Sewell was born on 30 March 1820 in Great Yarmouth, Norfolk, into a devoutly Quaker family. The children were largely educated at home by their mother due to a lack of money for schooling.
In 1824, Sewell slipped at home and severely injured her ankle. For the rest of her life she could not stand without a crutch or walk for any length of time. For greater mobility, she frequently used horse-drawn carriages, which contributed to her love of horses and concern for the humane treatment of animals.
Sewell wrote the manuscript of Black Beauty – in the period between 1871 and 1877.

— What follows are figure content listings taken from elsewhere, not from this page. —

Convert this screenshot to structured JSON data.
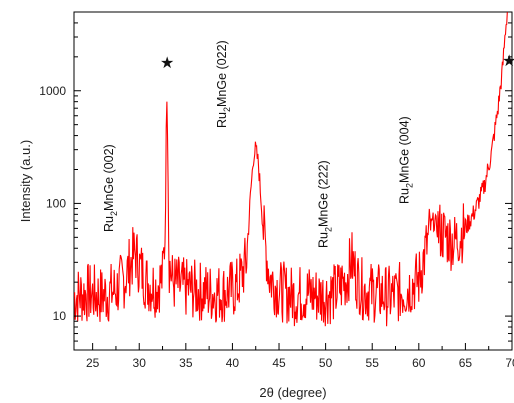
{
  "chart_data": {
    "type": "line",
    "title": "",
    "xlabel": "2θ (degree)",
    "ylabel": "Intensity (a.u.)",
    "xlim": [
      23,
      70
    ],
    "ylim": [
      5,
      5000
    ],
    "yscale": "log",
    "grid": false,
    "legend": "none",
    "series_color": "#ff0000",
    "x_ticks": [
      "25",
      "30",
      "35",
      "40",
      "45",
      "50",
      "55",
      "60",
      "65",
      "70"
    ],
    "x_tick_values": [
      25,
      30,
      35,
      40,
      45,
      50,
      55,
      60,
      65,
      70
    ],
    "y_ticks": [
      "10",
      "100",
      "1000"
    ],
    "y_tick_values": [
      10,
      100,
      1000
    ],
    "series": [
      {
        "x": [
          23.0,
          24.5,
          26.0,
          27.5,
          28.5,
          29.3,
          29.6,
          30.0,
          30.8,
          31.8,
          32.5,
          32.8,
          32.95,
          33.05,
          33.2,
          33.6,
          34.5,
          36.0,
          37.5,
          39.0,
          40.5,
          41.5,
          42.0,
          42.3,
          42.5,
          42.8,
          43.3,
          44.0,
          45.0,
          46.5,
          48.0,
          49.5,
          51.0,
          52.3,
          52.8,
          53.3,
          54.0,
          55.5,
          57.0,
          58.5,
          60.0,
          60.8,
          61.3,
          61.6,
          62.0,
          62.8,
          63.8,
          65.0,
          66.0,
          67.0,
          67.8,
          68.5,
          69.0,
          69.3,
          69.5
        ],
        "y": [
          15,
          16,
          15,
          17,
          22,
          33,
          36,
          28,
          20,
          18,
          22,
          60,
          1100,
          400,
          30,
          20,
          18,
          17,
          16,
          16,
          18,
          30,
          140,
          280,
          300,
          220,
          60,
          22,
          17,
          15,
          16,
          15,
          16,
          22,
          32,
          22,
          17,
          16,
          15,
          17,
          21,
          40,
          62,
          70,
          60,
          52,
          45,
          60,
          85,
          140,
          280,
          700,
          1600,
          3500,
          5000
        ]
      }
    ],
    "annotations": [
      {
        "text": "Ru",
        "sub": "2",
        "rest": "MnGe (002)",
        "x": 30.2
      },
      {
        "text": "Ru",
        "sub": "2",
        "rest": "MnGe (022)",
        "x": 42.3
      },
      {
        "text": "Ru",
        "sub": "2",
        "rest": "MnGe (222)",
        "x": 53.2
      },
      {
        "text": "Ru",
        "sub": "2",
        "rest": "MnGe (004)",
        "x": 61.9
      }
    ],
    "markers": [
      {
        "symbol": "★",
        "x": 33.0
      },
      {
        "symbol": "★",
        "x": 69.7
      }
    ]
  }
}
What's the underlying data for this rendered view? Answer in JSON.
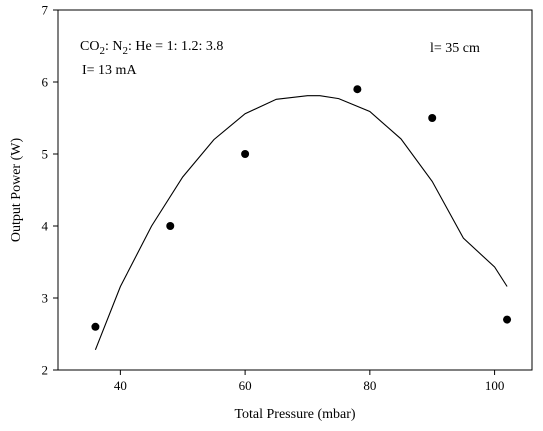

Although the book is now considered a children’s classic, Sewell originally wrote it for those who worked with horses. She said “a special aim [was] to induce kindness, sympathy, and an understanding treatment of horses”.
She died on 25 April 1878 of hepatitis or tuberculosis. Sewell’s birthplace in Church Plain, Great Yarmouth has been the home to a museum and a tea shop. The house in Old Catton where she wrote Black Beauty is now known as Anna Sewell House.